Walking in Dante's footsteps


Once again I find myself drawn to Dante Alighieri's poetic masterpiece, The Divine Comedy.
 
It would appear that fourteenth-century Florence has so much in common with present day urban existence that it defies logic and imagination.
 
We would have thought that as society marched on in search of progress and prosperity, and people would be happier now that they had all of the comforts of present day living that even Kings and Queens did not enjoy in ancient days.
 
Dante's main protagonist, the Pilgrim, started his journey in the Divine commedy trapped in a "dark wood". In a way, many of us do live in a forest of similar treachery, a sinister place where we create our own sorrows and our fears.
 
Spying a mountain top "shawled in morning rays of light, he was determined to escape towards the light. Being then blocked by fearsome beasts, he retreated. In a way, this is what many of us do on a daily basis, we dream, we seek, and we tell ourselves a thousand reasons why we are not good enough. These reasons distract us, soothe us and comfort our ego, but they are at the end of the day, our personal illusions.
 
Just as all appears to be lost, the Pilgrim is met by his first spiritual guide, Virgil, one of many others on the path. The journey however was one that brought the Pilgrim through hell before, purgatory and paradise.
 
In the current day and age, instant gratification is the order of the day, fast food, fast cars, 24 hours everything you can want. However, somethings nags at us. In our minds, encased by our material possessions and the trappings of modern life, we remain unhappy, dissatisfied, plagued by anxiety, fear, envy, a mind that seems to distort our own reality, a mind that seemed to control our emotions.
 
My personal journey has been one that mirror's the Pilgrim's journey, having found myself in a hell of negative states, I had no awareness that my mind is not all that I am. I was fortunate to be joined in my journey by souls of light, real life friends and guides, who were willing to stick it out with me, and light a candle instead of cursing the darkness.
 
Somehow the journey seems to go on forever, just as I thought I've gotten somewhere towards a state of peace and joy, the path leads me back where I started, and I am forced to admit my own human failings. But what seemed to be a circular path was a only deception of the mind, one of mockery and despair. With clear insight, I realise that the journey has taken on a different level, I cannot discount the peace I feel in my heart, although negative stages still exist and intrude on an otherwise blissful existence from time to time.
 
I no longer stay mired in negative stages, choosing to witness, and let go. My Reiki teacher, Elaine Grundy's words echo in my mind, "If sadness is leaving, let it leave, do not hold it back with questions and further examination!"
 
 
Being able to choose. Feeling good for no good reasons at all.

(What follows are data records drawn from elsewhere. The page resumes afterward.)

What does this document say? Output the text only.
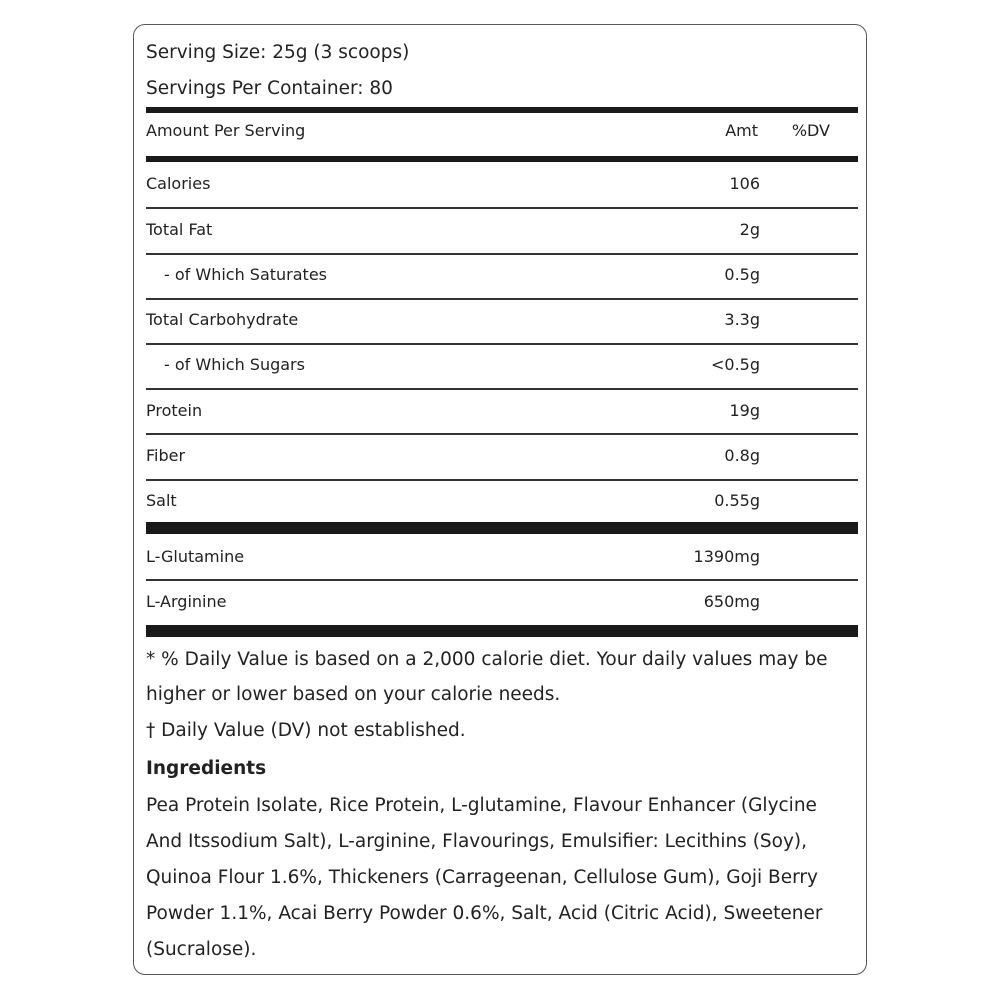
Serving Size: 25g (3 scoops)
Servings Per Container: 80
Amount Per Serving	Amt %DV
Calories	106
Total Fat	2g
- of Which Saturates	0.5g
Total Carbohydrate	3.3g
- of Which Sugars	<0.5g
Protein	19g
Fiber	0.8g
Salt	0.55g
L-Glutamine	1390mg
L-Arginine	650mg
* % Daily Value is based on a 2,000 calorie diet. Your daily values may be higher or lower based on your calorie needs.
† Daily Value (DV) not established.
Ingredients
Pea Protein Isolate, Rice Protein, L-glutamine, Flavour Enhancer (Glycine And Itssodium Salt), L-arginine, Flavourings, Emulsifier: Lecithins (Soy), Quinoa Flour 1.6%, Thickeners (Carrageenan, Cellulose Gum), Goji Berry Powder 1.1%, Acai Berry Powder 0.6%, Salt, Acid (Citric Acid), Sweetener (Sucralose).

I feel that I am perched on the threshold towards a different path, and whilst I still do not have answers, the feeling I name this time around is one of excitement, hope and joy.
I am witnessing my fears and trepidations, recognising it in some of the people I love and care for, and choosing to say to them (and to myself), there is nothing to fear, nothing to lose.
I am with you, and our higher wisdom will guide and protect us both.